The Valley girl is someone I find myself frequently defending. I won’t even pretend that the stereotype isn’t, like, totally real. I always talk with bubbling breathlessness and copious use of the word “like.” It’s totally like that old phrase: You can take the girl out of the Valley, but you, like, can’t take the Valley out of the girl.
Yet, my heart lurched when I realized the Valley girl had moved out of the San Fernando Valley to Malibu in “Legally Blonde” and Beverly Hills in “Clueless.” To the untrained eye, it may seem trifling to lament the Valley girl’s emergence in different parts of Southern California. The cultural imagination and fantastical Hollywood spectacles project LA as a sweltering, superficial monolith where the proud palm trees have stronger spines than the people. Every LA borough finds its lifeline in its people, and my roots have made me fiercely protective over the Valley and Valley girls.

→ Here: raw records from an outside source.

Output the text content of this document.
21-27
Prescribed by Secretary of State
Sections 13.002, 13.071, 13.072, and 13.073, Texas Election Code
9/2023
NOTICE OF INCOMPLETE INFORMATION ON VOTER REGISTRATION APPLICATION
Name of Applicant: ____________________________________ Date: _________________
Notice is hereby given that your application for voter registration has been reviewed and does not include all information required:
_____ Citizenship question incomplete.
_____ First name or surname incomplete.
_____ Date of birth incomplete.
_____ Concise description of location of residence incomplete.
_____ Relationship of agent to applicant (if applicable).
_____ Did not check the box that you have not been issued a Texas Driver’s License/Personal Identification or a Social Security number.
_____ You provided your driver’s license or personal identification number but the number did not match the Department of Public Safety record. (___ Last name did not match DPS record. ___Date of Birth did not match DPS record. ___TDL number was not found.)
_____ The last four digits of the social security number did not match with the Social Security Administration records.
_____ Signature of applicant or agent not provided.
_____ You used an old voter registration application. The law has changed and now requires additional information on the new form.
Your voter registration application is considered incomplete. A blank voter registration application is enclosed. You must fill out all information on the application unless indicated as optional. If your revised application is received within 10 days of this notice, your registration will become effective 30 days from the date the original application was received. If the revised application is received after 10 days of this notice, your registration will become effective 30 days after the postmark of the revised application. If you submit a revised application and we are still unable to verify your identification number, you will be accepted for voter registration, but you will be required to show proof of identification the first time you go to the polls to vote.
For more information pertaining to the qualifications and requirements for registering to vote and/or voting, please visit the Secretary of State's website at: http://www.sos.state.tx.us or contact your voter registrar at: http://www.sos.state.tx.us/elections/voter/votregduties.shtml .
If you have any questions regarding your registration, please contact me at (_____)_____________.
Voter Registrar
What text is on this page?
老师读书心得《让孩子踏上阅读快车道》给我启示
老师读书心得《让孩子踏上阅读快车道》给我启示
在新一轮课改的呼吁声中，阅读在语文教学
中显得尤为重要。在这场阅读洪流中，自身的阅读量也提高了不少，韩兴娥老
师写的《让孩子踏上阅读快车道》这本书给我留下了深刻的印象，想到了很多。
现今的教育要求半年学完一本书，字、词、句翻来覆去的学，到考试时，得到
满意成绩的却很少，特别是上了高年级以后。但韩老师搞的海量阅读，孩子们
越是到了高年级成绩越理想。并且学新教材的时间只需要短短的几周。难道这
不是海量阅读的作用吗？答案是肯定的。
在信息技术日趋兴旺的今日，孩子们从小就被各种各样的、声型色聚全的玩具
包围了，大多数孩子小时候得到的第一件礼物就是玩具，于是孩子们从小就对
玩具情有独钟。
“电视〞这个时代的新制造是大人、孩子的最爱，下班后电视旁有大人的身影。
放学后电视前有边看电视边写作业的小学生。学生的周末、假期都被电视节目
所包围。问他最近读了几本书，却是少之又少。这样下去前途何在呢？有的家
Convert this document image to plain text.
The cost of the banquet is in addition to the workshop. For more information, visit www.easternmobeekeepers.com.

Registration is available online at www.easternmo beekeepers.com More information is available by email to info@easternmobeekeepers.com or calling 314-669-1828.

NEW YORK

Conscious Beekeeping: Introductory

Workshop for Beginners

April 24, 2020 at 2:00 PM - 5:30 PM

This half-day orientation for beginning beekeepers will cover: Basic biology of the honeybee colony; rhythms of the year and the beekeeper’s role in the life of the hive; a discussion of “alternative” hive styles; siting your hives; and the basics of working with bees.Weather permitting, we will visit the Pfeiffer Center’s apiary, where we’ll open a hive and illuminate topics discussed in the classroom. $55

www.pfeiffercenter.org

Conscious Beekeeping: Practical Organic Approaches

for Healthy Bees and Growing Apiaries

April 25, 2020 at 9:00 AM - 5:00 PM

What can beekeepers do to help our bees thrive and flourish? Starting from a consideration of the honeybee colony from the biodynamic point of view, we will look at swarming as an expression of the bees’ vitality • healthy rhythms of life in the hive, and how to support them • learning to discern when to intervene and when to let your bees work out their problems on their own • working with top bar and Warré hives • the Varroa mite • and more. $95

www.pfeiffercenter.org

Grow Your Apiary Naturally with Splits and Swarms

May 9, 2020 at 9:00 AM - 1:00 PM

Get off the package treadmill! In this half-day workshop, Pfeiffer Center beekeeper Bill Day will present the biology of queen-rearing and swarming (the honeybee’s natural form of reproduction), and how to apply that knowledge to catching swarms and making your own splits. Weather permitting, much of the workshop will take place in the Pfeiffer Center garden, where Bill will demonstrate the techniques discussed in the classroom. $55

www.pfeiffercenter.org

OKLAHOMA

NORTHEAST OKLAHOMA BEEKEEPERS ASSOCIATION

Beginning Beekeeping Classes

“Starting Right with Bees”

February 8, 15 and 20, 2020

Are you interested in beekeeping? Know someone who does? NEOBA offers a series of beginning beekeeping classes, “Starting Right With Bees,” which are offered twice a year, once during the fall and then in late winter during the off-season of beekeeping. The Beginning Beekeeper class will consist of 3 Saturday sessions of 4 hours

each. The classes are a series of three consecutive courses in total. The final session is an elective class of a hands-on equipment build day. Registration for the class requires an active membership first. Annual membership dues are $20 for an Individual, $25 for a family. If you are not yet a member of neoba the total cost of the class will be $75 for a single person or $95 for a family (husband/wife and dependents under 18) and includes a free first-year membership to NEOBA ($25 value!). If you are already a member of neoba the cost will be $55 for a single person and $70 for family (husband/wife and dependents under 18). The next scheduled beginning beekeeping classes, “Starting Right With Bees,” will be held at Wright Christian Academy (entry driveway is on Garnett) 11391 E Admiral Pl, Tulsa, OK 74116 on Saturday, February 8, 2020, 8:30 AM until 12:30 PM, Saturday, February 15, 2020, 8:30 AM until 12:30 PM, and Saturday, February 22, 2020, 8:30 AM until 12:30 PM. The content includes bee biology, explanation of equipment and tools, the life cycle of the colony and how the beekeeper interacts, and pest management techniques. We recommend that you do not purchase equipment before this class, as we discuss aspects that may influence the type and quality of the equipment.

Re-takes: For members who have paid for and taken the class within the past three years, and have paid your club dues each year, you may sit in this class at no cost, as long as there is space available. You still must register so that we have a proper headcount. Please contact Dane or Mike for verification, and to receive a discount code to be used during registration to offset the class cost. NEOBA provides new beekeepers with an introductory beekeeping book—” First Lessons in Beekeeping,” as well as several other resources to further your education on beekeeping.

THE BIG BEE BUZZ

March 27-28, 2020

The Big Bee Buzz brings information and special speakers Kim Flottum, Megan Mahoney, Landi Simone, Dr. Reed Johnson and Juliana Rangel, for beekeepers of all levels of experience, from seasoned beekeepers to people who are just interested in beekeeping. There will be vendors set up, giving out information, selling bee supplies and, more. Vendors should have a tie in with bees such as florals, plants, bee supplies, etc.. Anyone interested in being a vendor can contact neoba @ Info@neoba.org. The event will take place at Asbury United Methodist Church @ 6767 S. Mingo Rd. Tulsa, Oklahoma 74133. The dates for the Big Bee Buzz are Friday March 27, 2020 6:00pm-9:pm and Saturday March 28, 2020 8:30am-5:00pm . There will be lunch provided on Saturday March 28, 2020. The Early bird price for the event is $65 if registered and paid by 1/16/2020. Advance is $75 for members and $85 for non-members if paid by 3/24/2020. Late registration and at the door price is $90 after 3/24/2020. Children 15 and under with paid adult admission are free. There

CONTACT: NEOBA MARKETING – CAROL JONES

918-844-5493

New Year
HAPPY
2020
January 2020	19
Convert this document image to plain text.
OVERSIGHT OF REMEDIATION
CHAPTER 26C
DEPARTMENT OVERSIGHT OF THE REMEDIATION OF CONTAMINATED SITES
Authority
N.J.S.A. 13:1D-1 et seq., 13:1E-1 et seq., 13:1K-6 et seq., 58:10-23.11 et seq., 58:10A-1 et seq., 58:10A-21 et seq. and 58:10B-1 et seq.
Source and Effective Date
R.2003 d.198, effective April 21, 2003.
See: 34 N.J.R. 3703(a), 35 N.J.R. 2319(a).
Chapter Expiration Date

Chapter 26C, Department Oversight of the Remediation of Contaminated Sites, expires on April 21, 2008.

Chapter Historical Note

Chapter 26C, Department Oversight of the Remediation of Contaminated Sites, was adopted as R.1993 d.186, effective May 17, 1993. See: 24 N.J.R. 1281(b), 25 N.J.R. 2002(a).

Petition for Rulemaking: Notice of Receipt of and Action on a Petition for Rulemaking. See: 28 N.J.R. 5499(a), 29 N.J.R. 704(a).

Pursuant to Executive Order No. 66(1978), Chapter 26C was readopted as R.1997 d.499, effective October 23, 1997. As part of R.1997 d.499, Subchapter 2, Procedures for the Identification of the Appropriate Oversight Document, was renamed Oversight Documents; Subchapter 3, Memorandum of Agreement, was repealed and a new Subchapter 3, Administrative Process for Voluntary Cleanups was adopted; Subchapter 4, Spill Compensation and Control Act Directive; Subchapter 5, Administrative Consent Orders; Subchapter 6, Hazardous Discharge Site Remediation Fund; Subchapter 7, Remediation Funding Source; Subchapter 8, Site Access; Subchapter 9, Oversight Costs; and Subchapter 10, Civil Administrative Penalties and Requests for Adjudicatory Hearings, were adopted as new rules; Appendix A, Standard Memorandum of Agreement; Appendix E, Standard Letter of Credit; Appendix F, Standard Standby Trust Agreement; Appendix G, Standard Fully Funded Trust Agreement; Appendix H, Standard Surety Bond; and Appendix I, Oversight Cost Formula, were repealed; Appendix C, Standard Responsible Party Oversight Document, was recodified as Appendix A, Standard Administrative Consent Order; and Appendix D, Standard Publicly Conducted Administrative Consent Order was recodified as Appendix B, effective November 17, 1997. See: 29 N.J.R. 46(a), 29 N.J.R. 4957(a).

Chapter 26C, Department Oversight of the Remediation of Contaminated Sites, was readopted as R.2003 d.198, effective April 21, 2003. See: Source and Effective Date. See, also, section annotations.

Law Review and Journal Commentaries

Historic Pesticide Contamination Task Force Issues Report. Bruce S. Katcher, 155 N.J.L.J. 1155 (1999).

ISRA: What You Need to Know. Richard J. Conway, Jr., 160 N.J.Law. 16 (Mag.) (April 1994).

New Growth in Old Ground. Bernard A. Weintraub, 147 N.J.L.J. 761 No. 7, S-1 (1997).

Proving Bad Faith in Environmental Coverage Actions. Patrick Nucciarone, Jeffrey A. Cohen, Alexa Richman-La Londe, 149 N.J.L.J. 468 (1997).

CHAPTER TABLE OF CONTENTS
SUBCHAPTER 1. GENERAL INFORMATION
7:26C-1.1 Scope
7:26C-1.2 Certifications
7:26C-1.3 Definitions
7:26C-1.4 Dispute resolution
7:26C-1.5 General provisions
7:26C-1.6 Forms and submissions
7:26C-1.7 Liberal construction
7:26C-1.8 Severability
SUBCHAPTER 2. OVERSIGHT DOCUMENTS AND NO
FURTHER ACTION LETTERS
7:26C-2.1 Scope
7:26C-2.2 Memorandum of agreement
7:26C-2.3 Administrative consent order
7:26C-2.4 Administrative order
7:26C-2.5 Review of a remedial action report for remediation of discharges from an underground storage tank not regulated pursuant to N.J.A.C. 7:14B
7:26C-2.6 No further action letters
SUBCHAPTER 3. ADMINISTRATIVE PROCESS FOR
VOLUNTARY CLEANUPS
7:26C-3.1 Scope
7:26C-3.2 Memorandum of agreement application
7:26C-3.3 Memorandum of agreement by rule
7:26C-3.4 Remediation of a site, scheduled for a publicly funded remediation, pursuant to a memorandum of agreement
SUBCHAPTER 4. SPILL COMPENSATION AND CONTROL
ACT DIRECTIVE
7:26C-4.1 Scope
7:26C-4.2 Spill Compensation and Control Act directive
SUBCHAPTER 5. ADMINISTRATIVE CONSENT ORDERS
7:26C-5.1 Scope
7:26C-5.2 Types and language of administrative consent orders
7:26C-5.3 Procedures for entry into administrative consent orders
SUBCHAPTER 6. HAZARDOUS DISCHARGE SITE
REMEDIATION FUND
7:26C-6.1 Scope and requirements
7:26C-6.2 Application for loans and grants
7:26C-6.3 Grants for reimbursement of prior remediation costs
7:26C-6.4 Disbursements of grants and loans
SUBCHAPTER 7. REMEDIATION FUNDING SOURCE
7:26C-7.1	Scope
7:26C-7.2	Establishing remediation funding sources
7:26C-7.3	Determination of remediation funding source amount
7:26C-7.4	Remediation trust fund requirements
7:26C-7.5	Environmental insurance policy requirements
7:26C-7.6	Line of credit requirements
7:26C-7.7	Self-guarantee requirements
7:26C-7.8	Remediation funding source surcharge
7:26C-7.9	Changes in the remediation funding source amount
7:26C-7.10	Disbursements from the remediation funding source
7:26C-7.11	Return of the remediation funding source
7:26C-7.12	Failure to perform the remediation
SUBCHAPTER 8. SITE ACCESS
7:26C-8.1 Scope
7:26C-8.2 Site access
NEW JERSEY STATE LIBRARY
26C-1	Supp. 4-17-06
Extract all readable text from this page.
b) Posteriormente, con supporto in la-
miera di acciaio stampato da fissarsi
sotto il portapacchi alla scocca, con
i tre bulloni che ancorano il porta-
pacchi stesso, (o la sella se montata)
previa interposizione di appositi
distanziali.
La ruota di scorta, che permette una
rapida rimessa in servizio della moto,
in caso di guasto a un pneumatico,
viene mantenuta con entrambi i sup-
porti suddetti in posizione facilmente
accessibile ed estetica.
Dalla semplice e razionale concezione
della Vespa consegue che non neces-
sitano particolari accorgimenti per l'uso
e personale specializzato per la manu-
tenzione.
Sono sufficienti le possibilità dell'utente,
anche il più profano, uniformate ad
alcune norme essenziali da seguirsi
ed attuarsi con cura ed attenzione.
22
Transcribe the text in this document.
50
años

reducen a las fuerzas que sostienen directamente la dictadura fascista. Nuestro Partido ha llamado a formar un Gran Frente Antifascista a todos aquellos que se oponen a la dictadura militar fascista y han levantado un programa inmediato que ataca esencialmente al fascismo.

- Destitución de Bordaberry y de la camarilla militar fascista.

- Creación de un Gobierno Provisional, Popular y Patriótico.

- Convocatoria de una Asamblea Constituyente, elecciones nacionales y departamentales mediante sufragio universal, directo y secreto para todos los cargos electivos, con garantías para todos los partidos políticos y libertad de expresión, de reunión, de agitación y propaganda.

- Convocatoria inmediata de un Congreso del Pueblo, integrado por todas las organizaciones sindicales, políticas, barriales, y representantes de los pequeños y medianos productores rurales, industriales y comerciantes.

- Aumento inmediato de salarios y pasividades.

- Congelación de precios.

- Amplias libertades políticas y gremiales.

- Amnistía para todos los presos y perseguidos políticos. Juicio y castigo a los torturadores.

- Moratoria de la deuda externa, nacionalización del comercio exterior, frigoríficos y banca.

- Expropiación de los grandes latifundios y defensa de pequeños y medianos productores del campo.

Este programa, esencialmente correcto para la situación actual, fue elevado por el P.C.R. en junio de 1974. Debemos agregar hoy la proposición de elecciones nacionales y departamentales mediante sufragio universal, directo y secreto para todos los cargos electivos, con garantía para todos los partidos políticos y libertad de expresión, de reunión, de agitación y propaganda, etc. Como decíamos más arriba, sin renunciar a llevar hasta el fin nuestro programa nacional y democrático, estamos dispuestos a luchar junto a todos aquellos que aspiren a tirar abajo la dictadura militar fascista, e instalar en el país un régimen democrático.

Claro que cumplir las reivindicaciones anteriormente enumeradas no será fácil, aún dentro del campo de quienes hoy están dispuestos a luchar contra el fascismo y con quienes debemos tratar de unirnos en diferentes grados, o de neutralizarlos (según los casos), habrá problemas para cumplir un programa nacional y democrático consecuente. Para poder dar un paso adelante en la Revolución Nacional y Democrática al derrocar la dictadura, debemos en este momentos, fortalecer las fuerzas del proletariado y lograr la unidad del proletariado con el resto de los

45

So, in my adventurous summer with Sam, I never expected to find a cinematic love letter addressed to our home. As we got comfortable in the push seats of our tried and true ArcLight theater, however, a surprising sentiment came from Olivia Wilde’s directorial debut “Booksmart.”
It felt profound to watch Molly (Beanie Feldstein) and Amy (Kaitlyn Dever) share a friendship so uncannily similar to mine and Sam’s. The film plants deep roots in LA, from the Burbank high school to Lido Pizza in Van Nuys. It was refreshing to see two girls from the Valley bond in a vividly human connection and watch their friendship grow.
“Booksmart” rewrites the Valley girl into a realized character with depth, flaws, quirks and wit. The familiar pillars of my upbringing were depicted and humanized with unmatched ease.
Watching “Booksmart” with my lifelong best friend, I became consumed by a profound feeling of being understood. My sense of girlhood is inextricably of the Valley, and my connection with my best friend runs just as deep. It feels like the Valley girl is growing up, and I’m, like, totally pumped to see where she goes next.